The main motive of the paper was to fix the Overcorrection Phenomenon where if a model predicts a word different from the ground truth…the cross-entropy loss forces it to match the ground truth on the next word …which causes a problem cause there might be multiple translations of the sentence and so strongly following the ground truth can cause overcorrection.
To fix this problem, while training the model …we sample context words from either the ground truths or the predicted words so that the conditions at training start to match that of inference.
The words that are sampled from predictions are called oracle words ….there are two methods for getting oracles ….one is Word-Level Oracle …other is Sentence Level Oracle.
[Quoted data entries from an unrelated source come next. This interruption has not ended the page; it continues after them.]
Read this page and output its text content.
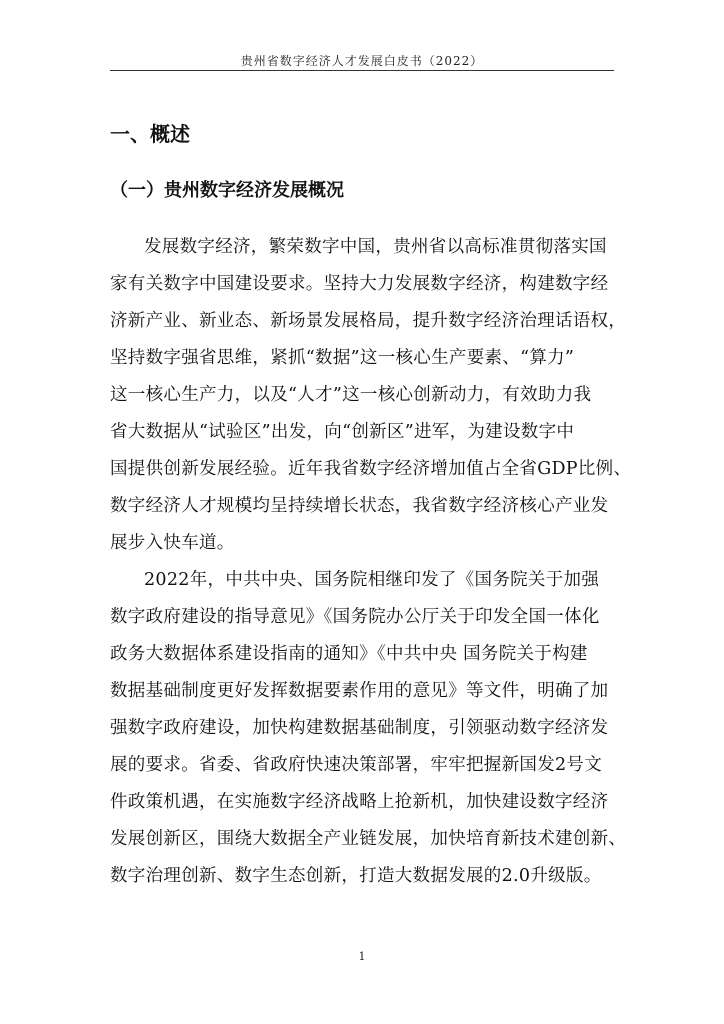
贵州省数字经济人才发展白皮书（2022）
一、概述
（一）贵州数字经济发展概况
发展数字经济，繁荣数字中国，贵州省以高标准贯彻落实国
家有关数字中国建设要求。坚持大力发展数字经济，构建数字经
济新产业、新业态、新场景发展格局，提升数字经济治理话语权，
坚持数字强省思维，紧抓“数据”这一核心生产要素、“算力”
这一核心生产力，以及“人才”这一核心创新动力，有效助力我
省大数据从“试验区”出发，向“创新区”进军，为建设数字中
国提供创新发展经验。近年我省数字经济增加值占全省GDP比例、
数字经济人才规模均呈持续增长状态，我省数字经济核心产业发
展步入快车道。
2022年，中共中央、国务院相继印发了《国务院关于加强
数字政府建设的指导意见》《国务院办公厅关于印发全国一体化
政务大数据体系建设指南的通知》《中共中央 国务院关于构建
数据基础制度更好发挥数据要素作用的意见》等文件，明确了加
强数字政府建设，加快构建数据基础制度，引领驱动数字经济发
展的要求。省委、省政府快速决策部署，牢牢把握新国发2号文
件政策机遇，在实施数字经济战略上抢新机，加快建设数字经济
发展创新区，围绕大数据全产业链发展，加快培育新技术建创新、
数字治理创新、数字生态创新，打造大数据发展的2.0升级版。
1
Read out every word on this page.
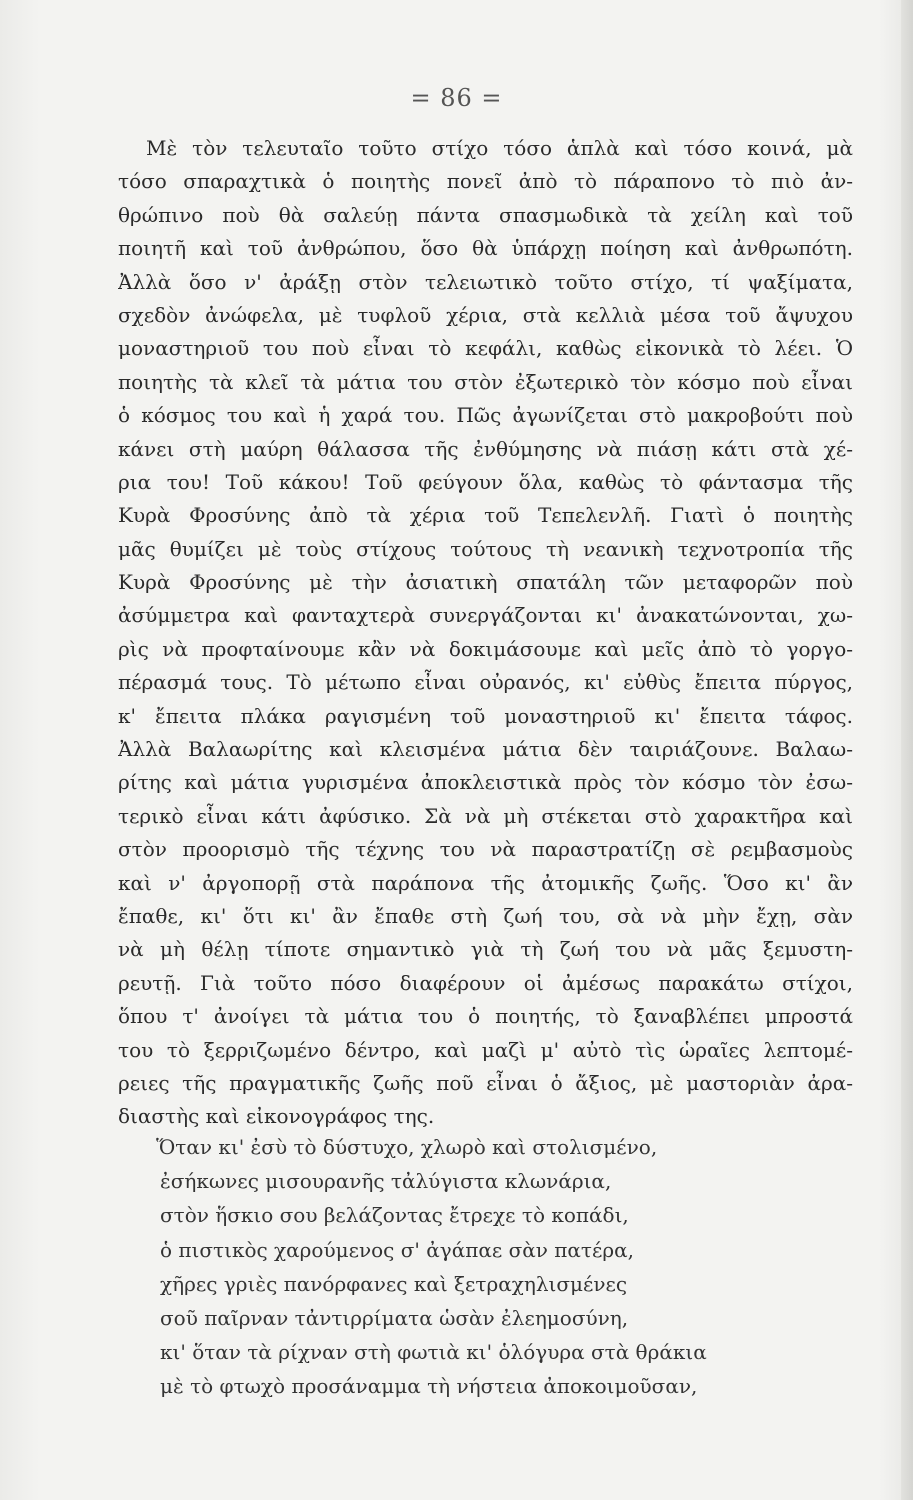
= 86 =
Μὲ τὸν τελευταῖο τοῦτο στίχο τόσο ἁπλὰ καὶ τόσο κοινά, μὰ
τόσο σπαραχτικὰ ὁ ποιητὴς πονεῖ ἀπὸ τὸ πάραπονο τὸ πιὸ ἀν-
θρώπινο ποὺ θὰ σαλεύῃ πάντα σπασμωδικὰ τὰ χείλη καὶ τοῦ
ποιητῆ καὶ τοῦ ἀνθρώπου, ὅσο θὰ ὑπάρχῃ ποίηση καὶ ἀνθρωπότη.
Ἀλλὰ ὅσο ν' ἀράξῃ στὸν τελειωτικὸ τοῦτο στίχο, τί ψαξίματα,
σχεδὸν ἀνώφελα, μὲ τυφλοῦ χέρια, στὰ κελλιὰ μέσα τοῦ ἄψυχου
μοναστηριοῦ του ποὺ εἶναι τὸ κεφάλι, καθὼς εἰκονικὰ τὸ λέει. Ὁ
ποιητὴς τὰ κλεῖ τὰ μάτια του στὸν ἐξωτερικὸ τὸν κόσμο ποὺ εἶναι
ὁ κόσμος του καὶ ἡ χαρά του. Πῶς ἀγωνίζεται στὸ μακροβούτι ποὺ
κάνει στὴ μαύρη θάλασσα τῆς ἐνθύμησης νὰ πιάσῃ κάτι στὰ χέ-
ρια του! Τοῦ κάκου! Τοῦ φεύγουν ὅλα, καθὼς τὸ φάντασμα τῆς
Κυρὰ Φροσύνης ἀπὸ τὰ χέρια τοῦ Τεπελενλῆ. Γιατὶ ὁ ποιητὴς
μᾶς θυμίζει μὲ τοὺς στίχους τούτους τὴ νεανικὴ τεχνοτροπία τῆς
Κυρὰ Φροσύνης μὲ τὴν ἀσιατικὴ σπατάλη τῶν μεταφορῶν ποὺ
ἀσύμμετρα καὶ φανταχτερὰ συνεργάζονται κι' ἀνακατώνονται, χω-
ρὶς νὰ προφταίνουμε κἂν νὰ δοκιμάσουμε καὶ μεῖς ἀπὸ τὸ γοργο-
πέρασμά τους. Τὸ μέτωπο εἶναι οὐρανός, κι' εὐθὺς ἔπειτα πύργος,
κ' ἔπειτα πλάκα ραγισμένη τοῦ μοναστηριοῦ κι' ἔπειτα τάφος.
Ἀλλὰ Βαλαωρίτης καὶ κλεισμένα μάτια δὲν ταιριάζουνε. Βαλαω-
ρίτης καὶ μάτια γυρισμένα ἀποκλειστικὰ πρὸς τὸν κόσμο τὸν ἐσω-
τερικὸ εἶναι κάτι ἀφύσικο. Σὰ νὰ μὴ στέκεται στὸ χαρακτῆρα καὶ
στὸν προορισμὸ τῆς τέχνης του νὰ παραστρατίζῃ σὲ ρεμβασμοὺς
καὶ ν' ἀργοπορῇ στὰ παράπονα τῆς ἀτομικῆς ζωῆς. Ὅσο κι' ἂν
ἔπαθε, κι' ὅτι κι' ἂν ἔπαθε στὴ ζωή του, σὰ νὰ μὴν ἔχῃ, σὰν
νὰ μὴ θέλῃ τίποτε σημαντικὸ γιὰ τὴ ζωή του νὰ μᾶς ξεμυστη-
ρευτῇ. Γιὰ τοῦτο πόσο διαφέρουν οἱ ἀμέσως παρακάτω στίχοι,
ὅπου τ' ἀνοίγει τὰ μάτια του ὁ ποιητής, τὸ ξαναβλέπει μπροστά
του τὸ ξερριζωμένο δέντρο, καὶ μαζὶ μ' αὐτὸ τὶς ὡραῖες λεπτομέ-
ρειες τῆς πραγματικῆς ζωῆς ποῦ εἶναι ὁ ἄξιος, μὲ μαστοριὰν ἀρα-
διαστὴς καὶ εἰκονογράφος της.
Ὅταν κι' ἐσὺ τὸ δύστυχο, χλωρὸ καὶ στολισμένο,
ἐσήκωνες μισουρανῆς τἀλύγιστα κλωνάρια,
στὸν ἥσκιο σου βελάζοντας ἔτρεχε τὸ κοπάδι,
ὁ πιστικὸς χαρούμενος σ' ἀγάπαε σὰν πατέρα,
χῆρες γριὲς πανόρφανες καὶ ξετραχηλισμένες
σοῦ παῖρναν τἀντιρρίματα ὡσὰν ἐλεημοσύνη,
κι' ὅταν τὰ ρίχναν στὴ φωτιὰ κι' ὁλόγυρα στὰ θράκια
μὲ τὸ φτωχὸ προσάναμμα τὴ νήστεια ἀποκοιμοῦσαν,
Initially, the context words are chosen from the ground truths to give the model some supervision and to converge better …after some time the context words get chosen from the oracle words more often to expose the model to the situations encountered during inference. They use a decaying sample rate for this per epoch.
For the word level oracle, they take the predicted logits of the previous step …and something called Gumbel noise to it (for regularization) ..do soft-max and take the maximum probability word.
For the sentence level oracle, they perform beam search using the predicted probabilities and restrict it artificially to the size of the ground truth sequence and then select the one with the maximum BLEU score to form the oracle sentence ..and then take its words as oracles for the respective steps.
We can also add Gumbel noise during the beam search to further improve performance.
Sentence level oracle performs better than the word-level oracle.
The model takes more time to converge then other models …The authors say that this is because the other models overfit …while their model does not and hence takes more time to converge.
The model works much better than other models in the case of long and super-long sentences …this may be because the sentence level oracle can help the model to take care of the problems faced due to length.
The method introduced is quite versatile as it can be readily applied to other methods as well …so it feels like an important contribution to the research society.
One weakness that I feel is that the introduction of beam search would lead to a considerable increase in the time taken …about which no comments are made in the paper, also constraining the size of the beam search to match the ground truth exactly goes against the author’s intuition that a sentence can have multiple possible translations.